Autumn leaves, a less troublesome topic

BY NORBERT RUG

The falling leaves drift by my window,
The falling leaves of red and gold.
Frank Sinatra (1954)

Now that the midterm elections are over, all those intrusive political ads of the past few months have settled down. Let’s move on to a less troublesome topic. Few subjects illustrate more neighborhood differences than the falling leaves. We have the rakers, the leaf blowers, the mulchers and the leave them aloners.

First off let’s all agree that the maples, the oaks and the chestnuts of Western New York are the best. They provide shade in the summer, helping keep our yards a bit more comfortable and making our homes easier to air condition during our warm, sunny days. They lose their leaves in fall, which allows the sun’s warming rays to shine through our windows, giving us the benefit of solar gain.

Donna and I used to watch a small boy and one day he was watching the city workers collect all the leaves on dump trucks and haul them away. He said that he couldn’t wait until spring when “the men” would come back to put all the leaves back on the trees.

It seems to me like the leaves came down all at once. One day they were green, then they turned various shades of red, orange and yellow. Overnight the trees are all nude, suddenly stripped of all their modesty, their naked branches exposed for all to see.  Those leaves are still around though, covering the driveway, the deck, the sidewalk, the porch, and, worst of all, the grass.

There are those who are unconcerned about the leaves like those who rent and those who are blessed with the patience to wait until all the leaves are down before dealing with them. But not everyone is like this. I had a neighbor who was rather fastidious about his yard and home. This is the neighbor that I used to watch every year taking off his gutters so he could repaint them, who would paint his sidewalk white every year. The neighbor who I used to watch trimming around his flower beds with a chrome plated, black handled pair of scissors. He would be out every two hours in the fall raking his leaves. I was surprised he wasn’t running around with a wicker basket to catch the leaves before they hit the ground.   

Here at the Rug household, we are of two minds. Donna likes to rake the leaves to the curb. I find that there are two problems with this. The first one is if there is a wind storm before the leaves get picked up, they all blow back into my yard. The second one is if there is a snow storm before the leaves get picked up, they all get thrown back into my yard by the snowplow. So the only thing that raking the leaves managed to do is give her some outdoor exercise. I like to run the leaves over with the lawn mower returning the nutrients to the soil. This eliminates both of these problems.

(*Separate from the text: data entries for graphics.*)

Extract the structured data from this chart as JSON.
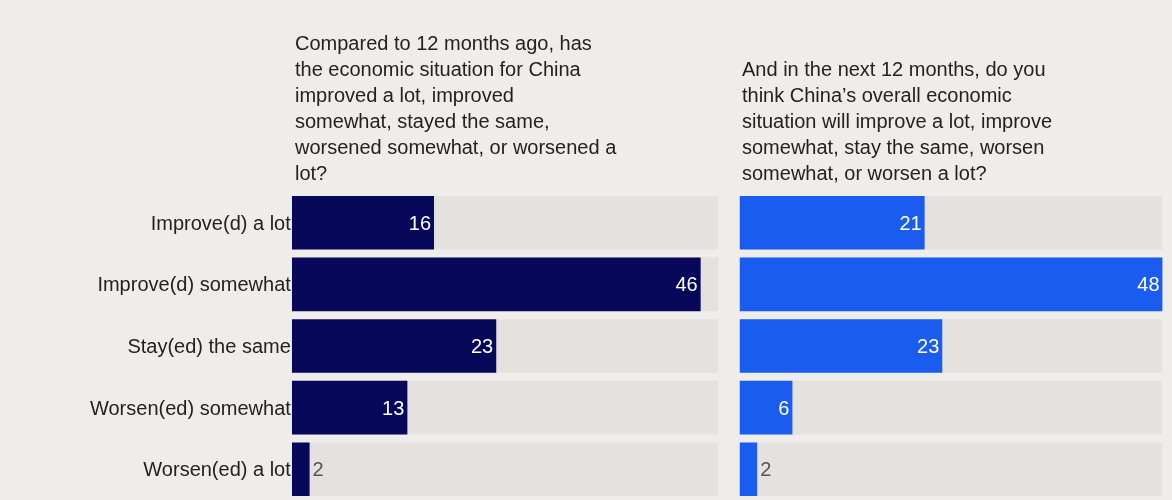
{
  "chart_data": [
    {
      "type": "bar",
      "orientation": "horizontal",
      "title": "Compared to 12 months ago, has the economic situation for China improved a lot, improved somewhat, stayed the same, worsened somewhat, or worsened a lot?",
      "categories": [
        "Improve(d) a lot",
        "Improve(d) somewhat",
        "Stay(ed) the same",
        "Worsen(ed) somewhat",
        "Worsen(ed) a lot"
      ],
      "values": [
        16,
        46,
        23,
        13,
        2
      ],
      "color": "#08085a",
      "xlim": [
        0,
        48
      ],
      "data_labels": true,
      "tick_labels": "y",
      "grid": false
    },
    {
      "type": "bar",
      "orientation": "horizontal",
      "title": "And in the next 12 months, do you think China’s overall economic situation will improve a lot, improve somewhat, stay the same, worsen somewhat, or worsen a lot?",
      "categories": [
        null,
        null,
        null,
        null,
        null
      ],
      "values": [
        21,
        48,
        23,
        6,
        2
      ],
      "color": "#1a5cf0",
      "xlim": [
        0,
        48
      ],
      "data_labels": true,
      "tick_labels": false,
      "grid": false
    }
  ]
}
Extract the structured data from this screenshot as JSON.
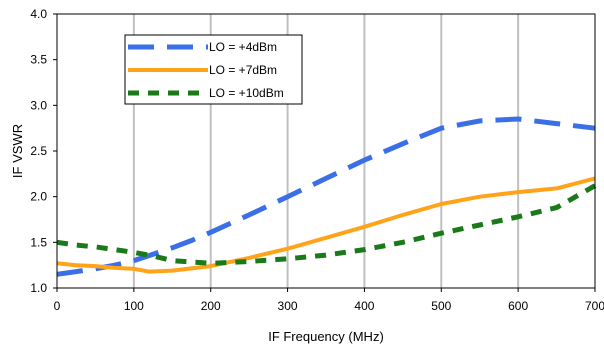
{
  "chart_data": {
    "type": "line",
    "xlabel": "IF Frequency (MHz)",
    "ylabel": "IF VSWR",
    "xlim": [
      0,
      700
    ],
    "ylim": [
      1.0,
      4.0
    ],
    "x_ticks": [
      0,
      100,
      200,
      300,
      400,
      500,
      600,
      700
    ],
    "x_tick_labels": [
      "0",
      "100",
      "200",
      "300",
      "400",
      "500",
      "600",
      "700"
    ],
    "y_ticks": [
      1.0,
      1.5,
      2.0,
      2.5,
      3.0,
      3.5,
      4.0
    ],
    "y_tick_labels": [
      "1.0",
      "1.5",
      "2.0",
      "2.5",
      "3.0",
      "3.5",
      "4.0"
    ],
    "grid": "vertical",
    "legend_position": "top-left",
    "series": [
      {
        "name": "LO = +4dBm",
        "color": "#3b6fe8",
        "style": "long-dash",
        "x": [
          0,
          25,
          50,
          75,
          100,
          125,
          150,
          175,
          200,
          250,
          300,
          350,
          400,
          450,
          500,
          550,
          600,
          650,
          700
        ],
        "y": [
          1.15,
          1.18,
          1.21,
          1.25,
          1.3,
          1.37,
          1.44,
          1.52,
          1.61,
          1.8,
          2.0,
          2.2,
          2.4,
          2.58,
          2.75,
          2.83,
          2.85,
          2.8,
          2.75
        ]
      },
      {
        "name": "LO = +7dBm",
        "color": "#ffa31a",
        "style": "solid",
        "x": [
          0,
          25,
          50,
          75,
          100,
          120,
          150,
          200,
          250,
          300,
          350,
          400,
          450,
          500,
          550,
          600,
          650,
          700
        ],
        "y": [
          1.27,
          1.25,
          1.24,
          1.22,
          1.21,
          1.18,
          1.19,
          1.24,
          1.33,
          1.43,
          1.55,
          1.67,
          1.8,
          1.92,
          2.0,
          2.05,
          2.09,
          2.2
        ]
      },
      {
        "name": "LO = +10dBm",
        "color": "#1a7a1a",
        "style": "short-dash",
        "x": [
          0,
          25,
          50,
          75,
          100,
          125,
          150,
          200,
          250,
          300,
          350,
          400,
          450,
          500,
          550,
          600,
          650,
          700
        ],
        "y": [
          1.5,
          1.47,
          1.45,
          1.42,
          1.39,
          1.35,
          1.3,
          1.27,
          1.29,
          1.32,
          1.36,
          1.42,
          1.5,
          1.6,
          1.69,
          1.78,
          1.88,
          2.12
        ]
      }
    ]
  }
}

There’s a decision that you can make that will annoy everyone in your neighborhood. It is a gas or electric powered leaf blower. Even those of us who get up early can get fairly grumpy when my neighbor’s lawn service comes over, foisting their leaf-blowers, tranquility annihilating, roar on me just after dawn while blowing my neighbor’s leaves onto my property. Seriously? You have the whole day. Just do it later. Some blowers just move leaves from one place to another. You still have to get them to the curb or bag them up for collection.

While searching for the necessary rakes for my wife, the thought crosses my mind. Can’t the leaves just stay on the trees? Pine trees seem to have mastered this art. Are they smarter or more evolved than other trees?

But for now. Unless you’re obsessive-compulsive, it’s fine to spend your time doing something else. That’s because the grass is dormant right now and the leaves aren’t going to kill it. In fact, the leaves might just give the grass some protection during the snow and cold of the winter. They simply have to be off the grass by March, when it will start growing again.

If you have pine trees, you might just wonder how to get rid of the needles. Raking is the very best option and it’s also good exercise. Personally, I would leave them where they were. Turns out that the pine needles decompose slowly and are extremely useful in preventing vegetation from growing under the trees. They act as a natural mulch. If you must remove them you can put them on those places of your yard where you don’t want the grass to grow like around your flower beds.

But positively the best way to get rid of leaves from your yard is to hire some neighborhood kids to do it and pay them generously. Use your free time to take a walk in the woods, shuffling thru the layer of fallen leaves.

I miss the smell of burning leaves that used to permeate the air during my childhood during the fall and remember walking or dragging my feet thru a thick layer of fallen leaves. I also remember raking the leaves into a big pile and then jumping into them.